Lee Haskins, the former IBF bantamweight champion, announced his retirement after losing to Davey Oliver Joyce in Belfast on Saturday night.
The 37-year-old held the IBF title from 2015-2017 was stopped six seconds from the end of the fifth round on the MTK Global show at the Ulster Hall, having seemingly suffered a reoccurrence of a knee injury.
“I said I was going to keep fighting until my next loss,” Haskins said. “Tonight is my last loss, so I’ll be retiring, I will never compete again.
“I wanted to do this tonight for myself, to see if I still had it. I’m 37 and I’ve really been struggling with some injuries. That was it. Tonight was my goodbye fight.”
Haskins had entered the ring with a support on his left knee, but after dominating the first two round, catching Joyce on the way in with some heavy shots, the former Irish amateur star upped the pace in the third round, taking the former world champion out of his comfort zone and landing a steady stream of shots.
Midway through the fifth round, Haskins missed with a wild left hook and his left leg seemed to give way as he tumbled to the floor.
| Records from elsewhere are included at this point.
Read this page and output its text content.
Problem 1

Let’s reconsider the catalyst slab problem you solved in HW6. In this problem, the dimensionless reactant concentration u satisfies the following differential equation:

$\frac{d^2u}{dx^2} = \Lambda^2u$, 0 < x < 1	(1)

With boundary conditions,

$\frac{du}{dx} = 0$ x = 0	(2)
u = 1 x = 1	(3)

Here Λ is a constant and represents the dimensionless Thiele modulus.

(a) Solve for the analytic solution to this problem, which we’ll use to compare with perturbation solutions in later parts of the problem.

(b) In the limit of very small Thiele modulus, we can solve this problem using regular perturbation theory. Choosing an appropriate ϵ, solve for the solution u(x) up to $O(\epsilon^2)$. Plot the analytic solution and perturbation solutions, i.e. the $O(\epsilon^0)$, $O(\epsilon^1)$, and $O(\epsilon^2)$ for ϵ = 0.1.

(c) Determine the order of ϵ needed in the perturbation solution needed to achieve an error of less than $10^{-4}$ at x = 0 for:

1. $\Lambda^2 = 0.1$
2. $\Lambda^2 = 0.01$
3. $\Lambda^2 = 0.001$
Referee Howard Foster gave him a count, but Haskins then struggled to put any weight on the leg.
Joyce drove Haskins back into the ropes and, with Haskins under heavy pressure, Foster stopped the fight.
“He was strong guy, a lot stronger than I thought he would be and he took some great shots,” Haskins said. “It was a great fight, I really enjoyed it. I believe he can do a lot more at super-bantamweight.”
Haskins was boxing in Belfast for the first time since he lost the IBF title in unification fight with Ryan Burnett. He had won the interim IBF title in 2015 by stopping Ryosuke Iwasa in six rounds in his home city of Bristol and was upgraded to full champion later that year when Randy Caballero failed to make the weight for their fight in Las Vegas. He made two successful defences, against Ivan Morales and Stuart Hall.
Haskins retires with a record of 36 wins from 41 fights. He previously held British titles at super-flyweight and bantamweight. He also held the Commonwealth title at flyweight and the European title at bantamweight.
It was by far the biggest win of Joyce’s fledging career, earning him the WBO European super-bantamweight title, and getting him back to winning ways after he was stopped by Leigh Wood in the opening round of MTK’s Golden Contract featherweight event in October.
“I knew I had the fitness, I just had to ease into it and not rush into Lee,” Joyce said. “I’m going to have a great 2020.”
Lewis Crocker got the best win of his career, as he battled his was to a conclusive 79-73 points win over former British title challenger John Thain in a welterweight eight-rounder, stretching his unbeaten record to 11 fights.
The first four undercard fights on the MTK Global show all went the distance.
Padraig McCrory extended his unbeaten record to ten fights with a six-round points win over Lewis van Poetsch, who shared one round in referee Paul McCullagh’s 60-55 card.
Pierce O’Leary, a Dublin super-lightweight known as Big Bang, was a four-round points winner over Liam Richards, McCullagh scoring it 40-36.
Omagh’s Callum Bradley won all four rounds of his super-featherweight bout with Michael Horabin, winning 40-36 on McCullagh’s card.
Also at super-featherweight, Ruari Dalton bagged the second successive win of his career with a 40-36 win over Jose Aguilar, a Spain-based Nicaraguan.
Dee Sullivan was a 39-37 points winner over Jiri Svacina, of the Czech Republic, in a four-round cruiserweight show-opener.